105 真っ暗な教室(2)
気付けば文化祭も3日目を迎えていた。
今日が最終日だ。
忙しく、剣様にも会わなかったおかげで、奈子の心も更に穏やかだった。
けれど、文化祭の最後まで会わないなんて、出来るものではない。
同じ生徒会で活動しているのだから。
それでも会わない時間は続いて、気付けばもうすぐ後夜祭だ。
「文化祭はどうだったでしょうか。みんな楽しめましたか?」
「でもまだまだ終わりませんわ。皆さん、校庭へレッツゴーですわよ」
放送部の、少しテンションの高い放送が耳に入る。
「剣さん、何処行ったのかしら」
「後夜祭での挨拶にも来ないで」
いつまで経っても顔を出さない剣様に、杜若先輩は業を煮やしていた。
「みんな、最後の見回りの時に、剣さん探しも同時に行ってちょうだい。
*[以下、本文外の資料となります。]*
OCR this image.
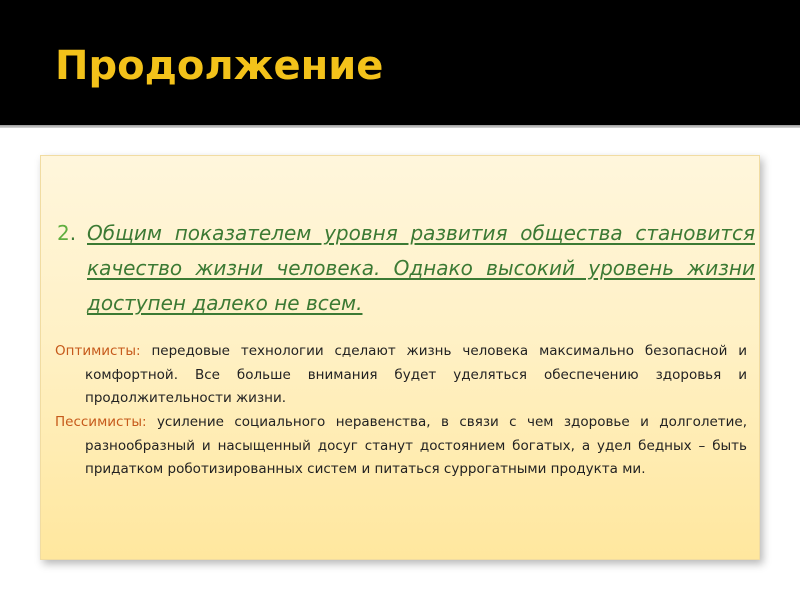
Продолжение

2. Общим показателем уровня развития общества становится качество жизни человека. Однако высокий уровень жизни доступен далеко не всем.

Оптимисты: передовые технологии сделают жизнь человека максимально безопасной и комфортной. Все больше внимания будет уделяться обеспечению здоровья и продолжительности жизни.

Пессимисты: усиление социального неравенства, в связи с чем здоровье и долголетие, разнообразный и насыщенный досуг станут достоянием богатых, а удел бедных – быть придатком роботизированных систем и питаться суррогатными продукта ми.
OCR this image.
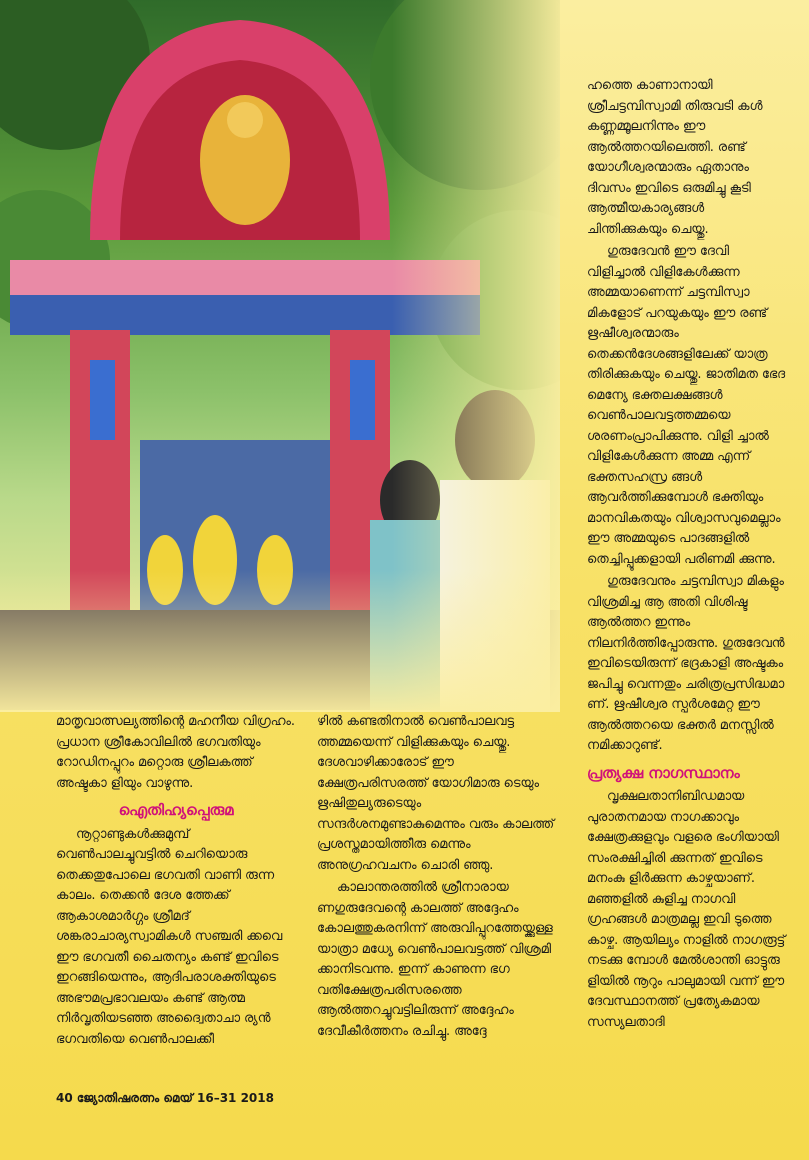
മാതൃവാത്സല്യത്തിന്റെ മഹനീയ വിഗ്രഹം. പ്രധാന ശ്രീകോവിലിൽ ഭഗവതിയും റോഡിനപ്പുറം മറ്റൊരു ശ്രീലകത്ത് അഷ്ടകാ ളിയും വാഴുന്നു.

ഐതിഹ്യപ്പെരുമ

നൂറ്റാണ്ടുകൾക്കുമുമ്പ് വെൺപാലച്ചുവട്ടിൽ ചെറിയൊരു തെക്കതുപോലെ ഭഗവതി വാണി രുന്ന കാലം. തെക്കൻ ദേശ ത്തേക്ക് ആകാശമാർഗ്ഗം ശ്രീമദ് ശങ്കരാചാര്യസ്വാമികൾ സഞ്ചരി ക്കവെ ഈ ഭഗവതീ ചൈതന്യം കണ്ട് ഇവിടെ ഇറങ്ങിയെന്നും, ആദിപരാശക്തിയുടെ അഭൗമപ്രഭാവലയം കണ്ട് ആത്മ നിർവൃതിയടഞ്ഞ അദ്വൈതാചാ ര്യൻ ഭഗവതിയെ വെൺപാലക്കീ

ഴിൽ കണ്ടതിനാൽ വെൺപാലവട്ട ത്തമ്മയെന്ന് വിളിക്കുകയും ചെയ്തു. ദേശവാഴിക്കാരോട് ഈ ക്ഷേത്രപരിസരത്ത് യോഗിമാരു ടെയും ഋഷിതുല്യരുടെയും സന്ദർശനമുണ്ടാകുമെന്നും വരും കാലത്ത് പ്രശസ്തമായിത്തീരു മെന്നും അനുഗ്രഹവചനം ചൊരി ഞ്ഞു.

കാലാന്തരത്തിൽ ശ്രീനാരായ ണഗുരുദേവന്റെ കാലത്ത് അദ്ദേഹം കോലത്തുകരനിന്ന് അരുവിപ്പുറത്തേയ്ക്കുള്ള യാത്രാ മധ്യേ വെൺപാലവട്ടത്ത് വിശ്രമി ക്കാനിടവന്നു. ഇന്ന് കാണുന്ന ഭഗ വതിക്ഷേത്രപരിസരത്തെ ആൽത്തറച്ചുവട്ടിലിരുന്ന് അദ്ദേഹം ദേവീകീർത്തനം രചിച്ചു. അദ്ദേ

ഹത്തെ കാണാനായി ശ്രീചട്ടമ്പിസ്വാമി തിരുവടി കൾ കണ്ണമ്മൂലനിന്നും ഈ ആൽത്തറയിലെത്തി. രണ്ട് യോഗീശ്വരന്മാരും ഏതാനും ദിവസം ഇവിടെ ഒരുമിച്ചു കൂടി ആത്മീയകാര്യങ്ങൾ ചിന്തിക്കുകയും ചെയ്തു.

ഗുരുദേവൻ ഈ ദേവി വിളിച്ചാൽ വിളികേൾക്കുന്ന അമ്മയാണെന്ന് ചട്ടമ്പിസ്വാ മികളോട് പറയുകയും ഈ രണ്ട് ഋഷീശ്വരന്മാരും തെക്കൻദേശങ്ങളിലേക്ക് യാത്ര തിരിക്കുകയും ചെയ്തു. ജാതിമത ഭേദ മെന്യേ ഭക്തലക്ഷങ്ങൾ വെൺപാലവട്ടത്തമ്മയെ ശരണംപ്രാപിക്കുന്നു. വിളി ച്ചാൽ വിളികേൾക്കുന്ന അമ്മ എന്ന് ഭക്തസഹസ്ര ങ്ങൾ ആവർത്തിക്കുമ്പോൾ ഭക്തിയും മാനവികതയും വിശ്വാസവുമെല്ലാം ഈ അമ്മയുടെ പാദങ്ങളിൽ തെച്ചിപ്പൂക്കളായി പരിണമി ക്കുന്നു.

ഗുരുദേവനും ചട്ടമ്പിസ്വാ മികളും വിശ്രമിച്ച ആ അതി വിശിഷ്ട ആൽത്തറ ഇന്നും നിലനിർത്തിപ്പോരുന്നു. ഗുരുദേവൻ ഇവിടെയിരുന്ന് ഭദ്രകാളി അഷ്ടകം ജപിച്ചു വെന്നതും ചരിത്രപ്രസിദ്ധമാ ണ്. ഋഷീശ്വര സ്പർശമേറ്റ ഈ ആൽത്തറയെ ഭക്തർ മനസ്സിൽ നമിക്കാറുണ്ട്.

പ്രത്യക്ഷ നാഗസ്ഥാനം

വൃക്ഷലതാനിബിഡമായ പുരാതനമായ നാഗക്കാവും ക്ഷേത്രക്കുളവും വളരെ ഭംഗിയായി സംരക്ഷിച്ചിരി ക്കുന്നത് ഇവിടെ മനംകു ളിർക്കുന്ന കാഴ്ചയാണ്. മഞ്ഞളിൽ കുളിച്ച നാഗവി ഗ്രഹങ്ങൾ മാത്രമല്ല ഇവി ടുത്തെ കാഴ്ച. ആയില്യം നാളിൽ നാഗരൂട്ട് നടക്കു മ്പോൾ മേൽശാന്തി ഓട്ടുരു ളിയിൽ നൂറും പാലുമായി വന്ന് ഈ ദേവസ്ഥാനത്ത് പ്രത്യേകമായ സസ്യലതാദി

40 ജ്യോതിഷരത്നം മെയ് 16–31 2018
誰か居たら校庭に出るように促す事」
杜若先輩がピシッと言い放つ。
それは、仕方のない事だった。
生徒会の会長が、大切な文化祭の後夜祭を始めるという時に、スマホの返信もないまま行方不明になったのだから。
それでも私は、出来れば、会いたくないと思っていた。
穏やかな気持ちのままで、せめてこの文化祭を終えたいと思っていた。
そんな風に思いながら、奈子は高等部の校舎の見回りを進めていく。
夕闇が迫る中、一つ一つの教室を開けて回っては、誰かが取り残されてはいないか、隠れてはいないか物陰まで確認する必要があった。
パタパタと上履きの足音をさせながら、廊下を歩く。
剣様の学年……。
少し緊張しながらも、上の学年だから緊張するんだと自分に言い聞かせながら、一つずつ扉を開けていく。
次は、剣様のクラスだ。
予感がした。
離れたいと思っている時こそ、出会ってしまうんじゃないかという予感だ。
そして、その予感は当たる。
扉を開けて、そこに人影がある事にドキリとする。
もう既に夕陽は沈んでしまい、暗くなった教室の中で。
たった一人、佇む人が居る。
長い黒髪の後ろ姿。
すぐに誰だかわかってしまう。
だって、あれほど恋焦がれた人だから。
その人がくるりと振り向く。
長い黒髪がさらりと風に揺れた。
目が合った。
その瞬間、窓の外で、一際大きなざわめきが聞こえた。
後夜祭が始まったのだ。
人の声。
キャンプファイアーの炎。
誰かが挨拶する声。
音楽の始まり。
陽気なダンス音楽がゆるりと流れる。
窓越しに遠くから流れてくる音楽の中で、剣様を目にした。
部屋が暗いからか、ただ、机に寄りかかる剣様だけが、この世界に存在するかのように奈子の目には見えた。
重い沈黙。
奈子にはわかっていた。
今があの告白の返事をするチャンスなんだって。
けど、これを言ってしまえば、この関係は終わってしまう。
これを言ってしまうのは苦しいけれど、いつまでも剣様を私に縛り付けておくわけにはいかない。
普通の先輩と後輩として、ここから始められるだろうか。
「剣様」
呼んだけれど、剣様は一瞬泣きそうな顔をしただけで、返事はしなかった。
「私やっぱり、剣様の隣には居られません」
言ってしまった。
そう、これでいいんだ。これで、いいはずだ。
「そうね」
剣様が自嘲気味に笑う。
「突然あんなこと言って悪かったわね」
さて、この恋愛もいよいよ決着がつくでしょうか。